No one seemed to have heard me. I raised my hand, showing my weapon. They all darted back into their rooms like frightened rodents, except for the tall Knight of the Doleful Countenance. I concentrated on the door once again.

‘She’s locked the door from the inside,’ the resident explained. ‘She’s been there all afternoon.’

A smell that reminded me of bitter almonds seeped under the door. I knocked a few times, but got no reply.

‘The landlady has a master key,’ suggested the resident. ‘If you can wait… I don’t think she’ll be long.’

My only reply was to take a step back and hurl myself with all my might against the door. The lock gave way after the second charge.
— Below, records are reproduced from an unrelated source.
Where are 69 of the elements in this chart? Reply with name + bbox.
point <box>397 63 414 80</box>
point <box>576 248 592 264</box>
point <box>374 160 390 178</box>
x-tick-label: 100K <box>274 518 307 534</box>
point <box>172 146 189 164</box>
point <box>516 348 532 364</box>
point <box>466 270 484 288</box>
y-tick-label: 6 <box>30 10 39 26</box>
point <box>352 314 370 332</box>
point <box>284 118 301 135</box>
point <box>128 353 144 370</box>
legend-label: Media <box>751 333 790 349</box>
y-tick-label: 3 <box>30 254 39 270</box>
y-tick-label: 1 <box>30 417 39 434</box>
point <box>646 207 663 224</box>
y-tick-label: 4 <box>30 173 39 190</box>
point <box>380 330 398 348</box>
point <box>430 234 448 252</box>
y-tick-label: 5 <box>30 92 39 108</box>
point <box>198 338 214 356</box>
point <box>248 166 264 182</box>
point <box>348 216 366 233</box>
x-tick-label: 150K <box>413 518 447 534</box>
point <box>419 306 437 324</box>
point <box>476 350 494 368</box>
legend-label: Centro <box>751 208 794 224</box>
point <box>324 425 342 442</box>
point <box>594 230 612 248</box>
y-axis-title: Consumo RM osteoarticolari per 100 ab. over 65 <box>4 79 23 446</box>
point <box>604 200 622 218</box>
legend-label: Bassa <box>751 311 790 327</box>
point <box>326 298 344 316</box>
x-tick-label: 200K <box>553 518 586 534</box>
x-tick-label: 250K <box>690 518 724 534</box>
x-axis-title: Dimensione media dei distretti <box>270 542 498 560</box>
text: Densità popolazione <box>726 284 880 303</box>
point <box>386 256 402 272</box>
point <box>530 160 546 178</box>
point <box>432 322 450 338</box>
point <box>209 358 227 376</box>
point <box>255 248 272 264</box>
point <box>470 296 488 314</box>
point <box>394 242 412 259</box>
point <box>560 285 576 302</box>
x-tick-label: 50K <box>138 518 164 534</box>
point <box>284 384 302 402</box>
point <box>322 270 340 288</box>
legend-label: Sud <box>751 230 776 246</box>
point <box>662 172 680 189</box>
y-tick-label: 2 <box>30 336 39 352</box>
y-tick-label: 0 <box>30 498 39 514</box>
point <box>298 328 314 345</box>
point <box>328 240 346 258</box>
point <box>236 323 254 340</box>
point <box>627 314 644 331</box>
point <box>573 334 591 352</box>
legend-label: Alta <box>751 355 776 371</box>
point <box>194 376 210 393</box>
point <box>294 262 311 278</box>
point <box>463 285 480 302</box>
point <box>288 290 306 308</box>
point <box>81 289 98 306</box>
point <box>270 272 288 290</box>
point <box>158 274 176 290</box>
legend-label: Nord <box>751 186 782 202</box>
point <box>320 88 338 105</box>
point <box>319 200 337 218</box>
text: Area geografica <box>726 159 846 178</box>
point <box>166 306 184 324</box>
As soon as I found myself in the room, I was overwhelmed by that bitter, nauseating smell.

‘My God,’ mumbled the resident behind my back.

The ex-star of the Paralelo lay on a ramshackle bed, pale and covered in sweat. Her lips were black and when she saw me she smiled. Her hands clutched the bottle of poison; she had swallowed it down to the last drop. The stench from her breath filled the room. The resident covered his nose and mouth with his hand and went outside. I gazed at Irene Sabino writhing in pain while the poison ate away at her insides. Death was taking its time.

‘Where’s Marlasca?’

She looked at me through tears of agony.

‘He no longer needed me,’ she said. ‘He’s never loved me.’

Her voice was harsh and broken. A dry cough seized her, a piercing sound ripping from her chest, and a second later a dark liquid trickled through her teeth. Irene Sabino observed me as she clung to the last breath of life. She took my hand and pressed it hard.

‘You’re damned, like him.’

‘What can I do?’

She shook her head. A new coughing fit seized her. The capillaries in her eyes were breaking and a web of bleeding lines spread towards her pupils.

‘Where is Ricardo Salvador? Is he in Marlasca’s grave, in the mausoleum?’

Irene Sabino shook her head. Her lips formed a soundless word: Jaco.

‘Where is Salvador, then?’

‘He knows where you are. He can see you. He’ll come for you.’

I thought she was becoming delirious. Her grip weakened.

‘I loved him,’ she said. ‘He was a good man. A good man. He changed him. He was a good man…’

The terrible sound of disintegrating flesh emerged from her lips, and her body was racked by spasms. Irene Sabino died with her eyes fixed on mine, taking the secret of Diego Marlasca with her.

I covered her face with a sheet. In the doorway, the resident made the sign of the cross. I looked around me, trying to find something that might help, some clue to indicate what my next step should be. Irene Sabino had spent her last days in a cell four metres deep by two wide. There were no windows. The metal bed on which her corpse lay, a wardrobe on the other side and a small table against the wall were the only furniture. A suitcase sat under the bed, next to a chamber pot and a hatbox. On the table lay a plate with a few breadcrumbs, a jug of water and a pile of what looked like postcards but turned out to be images of saints and memorial cards given out at funerals. Folded in a white cloth was something shaped like a book. I unwrapped it and found the copy of The Steps of Heaven that I had dedicated to Señor Sempere. The compassion awoken in me by the woman’s suffering evaporated in an instant. This wretched woman had killed my good friend, and all because she wanted to take this lousy book from him. Then I remembered what Sempere told me the very first time I went into his bookshop: that every book has a soul, the soul of the person who wrote it and of those who read it and dream about it. Sempere had died believing in those words and I could see that, in her own way, Irene Sabino had also believed in them.

I turned the pages and reread the dedication. I found the first mark on the seventh page. A brownish line, in the shape of a six-pointed star, identical to the one she had engraved on my chest with the razor edge some weeks earlier. I realised that the line had been drawn with blood. I went on turning the pages and finding new motifs. Lips. A hand. Eyes. Sempere had given his life for some paltry fortune-teller’s mumbo-jumbo.